When it eventually becomes a law, it will ensure de-radicalisation of repentant Boko Haram militants and other insurgents. The bill, which was sponsored by the All Progressives Congress member representing Yobe East Senatorial District, and former governor of Yobe State, Senator Ibrahim Gaidam, passed the first reading on Thursday.

But few hours after it passed the first reading, the bill attracted mixed reactions with the Chibok Community, which was attacked by the insurgents in 2014, and the Christian Association of Nigeria condemning it.

It was, however, supported by the Nigerian Supreme Council for Islamic Affairs.

Reading the bill, Geidam, who is from the same state with the President of the Senate, Ahmad Lawan, said the document titled, “National agency for the education, rehabilitation, de-radicalisation and integration of repentant insurgents in Nigeria,” would ensure that repentant insurgents were fully integrated into society.

The proposed agency, according to the legislation, would provide educational opportunities for the insurgents.

It will also rehabilitate, de-radicalise and integrate the repentant insurgents in the country. The proposed agency, according to the bill, will provide recreational sports and fine arts programmes for the repentant insurgents.

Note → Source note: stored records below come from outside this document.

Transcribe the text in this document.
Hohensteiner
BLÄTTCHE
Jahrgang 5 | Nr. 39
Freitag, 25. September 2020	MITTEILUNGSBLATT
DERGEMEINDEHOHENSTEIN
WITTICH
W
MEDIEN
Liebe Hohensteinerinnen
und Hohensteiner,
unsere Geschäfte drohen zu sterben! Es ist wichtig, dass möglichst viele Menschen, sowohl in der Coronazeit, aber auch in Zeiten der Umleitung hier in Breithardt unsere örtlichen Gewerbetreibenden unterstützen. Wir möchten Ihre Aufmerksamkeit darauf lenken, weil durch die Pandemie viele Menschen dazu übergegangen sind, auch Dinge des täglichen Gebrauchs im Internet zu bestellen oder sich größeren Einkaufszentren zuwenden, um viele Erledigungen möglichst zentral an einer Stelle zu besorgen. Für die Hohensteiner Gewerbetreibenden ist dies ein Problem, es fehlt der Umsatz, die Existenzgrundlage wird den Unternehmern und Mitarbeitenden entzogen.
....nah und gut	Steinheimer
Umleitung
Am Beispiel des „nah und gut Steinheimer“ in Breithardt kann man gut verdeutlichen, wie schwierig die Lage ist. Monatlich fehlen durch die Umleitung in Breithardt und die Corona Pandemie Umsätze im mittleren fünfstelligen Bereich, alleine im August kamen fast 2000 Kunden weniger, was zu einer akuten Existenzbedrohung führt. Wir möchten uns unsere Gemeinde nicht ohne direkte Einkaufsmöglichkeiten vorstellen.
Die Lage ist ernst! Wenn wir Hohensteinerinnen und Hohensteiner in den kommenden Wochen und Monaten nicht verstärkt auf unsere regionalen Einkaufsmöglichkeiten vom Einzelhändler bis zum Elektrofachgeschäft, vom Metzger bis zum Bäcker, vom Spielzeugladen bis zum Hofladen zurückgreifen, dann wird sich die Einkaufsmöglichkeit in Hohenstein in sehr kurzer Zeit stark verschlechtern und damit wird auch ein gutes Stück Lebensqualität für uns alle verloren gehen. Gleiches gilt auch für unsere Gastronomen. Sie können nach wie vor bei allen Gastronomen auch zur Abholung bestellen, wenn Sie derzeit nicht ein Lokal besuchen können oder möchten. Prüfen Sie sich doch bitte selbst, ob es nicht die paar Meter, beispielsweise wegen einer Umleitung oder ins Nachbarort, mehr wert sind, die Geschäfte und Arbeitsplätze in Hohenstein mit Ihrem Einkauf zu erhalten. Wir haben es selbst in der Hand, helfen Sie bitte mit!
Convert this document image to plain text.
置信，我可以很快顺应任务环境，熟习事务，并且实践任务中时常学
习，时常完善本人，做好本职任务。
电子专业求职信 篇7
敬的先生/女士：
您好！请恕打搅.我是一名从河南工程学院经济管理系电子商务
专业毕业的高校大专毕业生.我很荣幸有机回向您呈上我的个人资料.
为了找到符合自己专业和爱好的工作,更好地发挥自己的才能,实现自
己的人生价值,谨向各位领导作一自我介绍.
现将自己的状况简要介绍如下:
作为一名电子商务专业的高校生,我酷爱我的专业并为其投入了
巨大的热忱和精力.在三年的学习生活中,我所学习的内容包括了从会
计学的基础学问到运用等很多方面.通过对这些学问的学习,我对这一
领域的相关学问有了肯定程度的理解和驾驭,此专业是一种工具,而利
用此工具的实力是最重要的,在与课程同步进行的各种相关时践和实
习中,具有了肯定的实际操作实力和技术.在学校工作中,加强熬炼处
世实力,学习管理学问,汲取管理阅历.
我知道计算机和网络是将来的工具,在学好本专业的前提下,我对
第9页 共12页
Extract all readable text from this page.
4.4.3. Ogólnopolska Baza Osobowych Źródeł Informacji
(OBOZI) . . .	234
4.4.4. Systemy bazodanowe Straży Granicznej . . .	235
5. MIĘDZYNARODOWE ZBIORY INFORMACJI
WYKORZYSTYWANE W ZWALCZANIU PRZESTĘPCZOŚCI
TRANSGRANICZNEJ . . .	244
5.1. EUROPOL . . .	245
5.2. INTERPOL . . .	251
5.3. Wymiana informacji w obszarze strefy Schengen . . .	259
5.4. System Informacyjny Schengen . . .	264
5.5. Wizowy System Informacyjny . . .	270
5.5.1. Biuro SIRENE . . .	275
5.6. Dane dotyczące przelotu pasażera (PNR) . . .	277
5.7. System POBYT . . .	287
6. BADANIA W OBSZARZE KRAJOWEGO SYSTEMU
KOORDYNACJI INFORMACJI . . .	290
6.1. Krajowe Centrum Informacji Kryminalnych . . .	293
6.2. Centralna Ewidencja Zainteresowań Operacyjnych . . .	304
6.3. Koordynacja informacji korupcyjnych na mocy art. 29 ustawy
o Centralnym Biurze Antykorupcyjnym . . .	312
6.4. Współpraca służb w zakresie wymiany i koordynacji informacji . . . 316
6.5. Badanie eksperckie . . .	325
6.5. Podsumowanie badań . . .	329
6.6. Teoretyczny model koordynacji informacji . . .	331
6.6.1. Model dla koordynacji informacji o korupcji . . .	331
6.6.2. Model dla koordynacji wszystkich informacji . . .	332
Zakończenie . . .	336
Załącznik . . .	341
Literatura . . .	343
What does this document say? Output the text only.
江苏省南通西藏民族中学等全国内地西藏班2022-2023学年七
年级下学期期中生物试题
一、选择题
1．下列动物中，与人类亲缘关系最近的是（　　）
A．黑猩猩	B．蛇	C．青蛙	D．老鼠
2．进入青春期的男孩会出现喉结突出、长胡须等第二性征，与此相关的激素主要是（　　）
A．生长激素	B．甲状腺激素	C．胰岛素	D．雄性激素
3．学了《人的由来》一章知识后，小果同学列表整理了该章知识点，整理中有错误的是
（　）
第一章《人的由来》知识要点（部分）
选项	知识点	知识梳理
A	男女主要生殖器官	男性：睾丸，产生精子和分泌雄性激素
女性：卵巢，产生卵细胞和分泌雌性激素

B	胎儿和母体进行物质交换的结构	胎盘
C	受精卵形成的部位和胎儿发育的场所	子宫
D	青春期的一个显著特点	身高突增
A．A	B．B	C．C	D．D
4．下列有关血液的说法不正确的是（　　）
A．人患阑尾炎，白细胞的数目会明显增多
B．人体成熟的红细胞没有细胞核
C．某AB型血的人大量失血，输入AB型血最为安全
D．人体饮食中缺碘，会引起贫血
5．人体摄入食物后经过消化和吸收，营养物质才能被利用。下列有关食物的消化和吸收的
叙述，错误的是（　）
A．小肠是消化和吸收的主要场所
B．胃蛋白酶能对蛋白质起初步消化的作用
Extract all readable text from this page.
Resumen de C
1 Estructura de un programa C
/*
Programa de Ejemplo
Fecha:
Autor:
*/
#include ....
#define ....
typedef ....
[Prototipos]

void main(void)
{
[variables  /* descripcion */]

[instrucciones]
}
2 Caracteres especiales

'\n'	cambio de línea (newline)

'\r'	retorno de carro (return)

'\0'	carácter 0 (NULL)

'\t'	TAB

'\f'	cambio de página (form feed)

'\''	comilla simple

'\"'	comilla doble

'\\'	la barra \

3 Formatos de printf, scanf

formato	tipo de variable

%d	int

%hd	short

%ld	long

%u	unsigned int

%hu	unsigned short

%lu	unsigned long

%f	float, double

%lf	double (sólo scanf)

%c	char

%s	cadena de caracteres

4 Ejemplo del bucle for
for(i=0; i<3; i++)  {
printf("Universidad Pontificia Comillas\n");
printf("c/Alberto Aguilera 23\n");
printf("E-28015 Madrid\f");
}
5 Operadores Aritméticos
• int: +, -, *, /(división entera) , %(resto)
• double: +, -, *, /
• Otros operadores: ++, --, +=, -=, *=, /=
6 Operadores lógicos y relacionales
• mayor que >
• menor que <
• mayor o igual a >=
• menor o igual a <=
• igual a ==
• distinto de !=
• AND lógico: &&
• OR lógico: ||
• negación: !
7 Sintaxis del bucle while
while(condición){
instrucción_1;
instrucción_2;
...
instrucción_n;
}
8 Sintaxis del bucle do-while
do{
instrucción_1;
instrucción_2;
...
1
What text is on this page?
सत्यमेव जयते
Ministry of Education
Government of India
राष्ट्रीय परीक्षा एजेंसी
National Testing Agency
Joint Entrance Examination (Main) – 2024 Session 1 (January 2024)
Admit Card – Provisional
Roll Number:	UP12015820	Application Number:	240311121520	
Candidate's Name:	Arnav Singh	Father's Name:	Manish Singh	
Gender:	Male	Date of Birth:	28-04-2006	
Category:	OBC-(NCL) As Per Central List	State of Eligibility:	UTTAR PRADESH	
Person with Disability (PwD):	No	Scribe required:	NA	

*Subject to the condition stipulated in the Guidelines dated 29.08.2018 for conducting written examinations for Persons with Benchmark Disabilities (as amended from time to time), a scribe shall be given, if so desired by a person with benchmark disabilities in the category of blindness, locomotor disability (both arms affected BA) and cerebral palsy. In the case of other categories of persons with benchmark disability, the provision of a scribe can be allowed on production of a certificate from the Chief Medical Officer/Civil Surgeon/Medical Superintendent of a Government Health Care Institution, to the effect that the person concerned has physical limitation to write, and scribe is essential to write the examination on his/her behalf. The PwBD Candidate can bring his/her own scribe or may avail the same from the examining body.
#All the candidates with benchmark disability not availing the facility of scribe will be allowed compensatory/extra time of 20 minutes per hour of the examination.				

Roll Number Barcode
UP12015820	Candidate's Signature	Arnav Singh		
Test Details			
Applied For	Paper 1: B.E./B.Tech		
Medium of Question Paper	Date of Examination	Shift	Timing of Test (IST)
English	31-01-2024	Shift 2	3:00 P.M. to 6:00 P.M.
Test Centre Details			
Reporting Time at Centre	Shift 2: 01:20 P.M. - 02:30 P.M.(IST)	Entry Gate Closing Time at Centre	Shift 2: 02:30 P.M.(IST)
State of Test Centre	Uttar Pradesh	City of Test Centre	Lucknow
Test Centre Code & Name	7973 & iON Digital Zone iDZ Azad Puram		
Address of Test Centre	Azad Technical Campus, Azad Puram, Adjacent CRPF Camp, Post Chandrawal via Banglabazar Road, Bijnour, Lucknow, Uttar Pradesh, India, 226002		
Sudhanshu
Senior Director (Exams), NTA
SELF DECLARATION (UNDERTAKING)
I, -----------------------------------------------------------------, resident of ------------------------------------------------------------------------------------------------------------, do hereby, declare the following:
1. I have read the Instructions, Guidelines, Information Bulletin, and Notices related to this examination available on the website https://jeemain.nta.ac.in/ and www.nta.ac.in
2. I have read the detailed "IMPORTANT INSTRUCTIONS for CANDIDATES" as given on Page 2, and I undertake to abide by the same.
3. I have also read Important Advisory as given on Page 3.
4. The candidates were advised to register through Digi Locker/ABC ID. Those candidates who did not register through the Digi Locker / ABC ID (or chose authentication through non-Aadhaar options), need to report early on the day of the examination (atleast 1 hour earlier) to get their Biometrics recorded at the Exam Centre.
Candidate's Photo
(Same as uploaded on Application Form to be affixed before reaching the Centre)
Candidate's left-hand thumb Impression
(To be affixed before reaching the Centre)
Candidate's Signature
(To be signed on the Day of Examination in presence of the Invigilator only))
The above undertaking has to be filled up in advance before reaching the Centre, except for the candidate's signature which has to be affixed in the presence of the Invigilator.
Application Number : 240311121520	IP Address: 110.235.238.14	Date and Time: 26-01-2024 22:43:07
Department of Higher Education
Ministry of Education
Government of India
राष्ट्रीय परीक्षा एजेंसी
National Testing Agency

CAN’s Director of Legal and Public Affairs,  Kwamkur Samuel, in a recent interview, said he was not aware of any nation that had successfully undertaken the project of de-radicalising, rehabilitating and empowering terrorists.

He stated, “We shall be ready for them at the public hearing on such bills. If the Federal Government is not having an ulterior motive of rewarding terrorism through that bill as most Nigerians believe, the FG, instead, would have put a bill in place that will provide adequate relief materials for victims of terrorism, and concrete measures proposed for adequate compensation for them as well.

Commenting on Geidam’s bill, the Chibok community in Borno State lambasted the Senate, saying the people of the North-East, not insurgents, needed urgent attention and rehabilitation.

Boko Haram had on April 14, 2014 attacked Chibok Secondary School, where they kidnapped 276 girls. On Tuesday, the insurgents again attacked the community.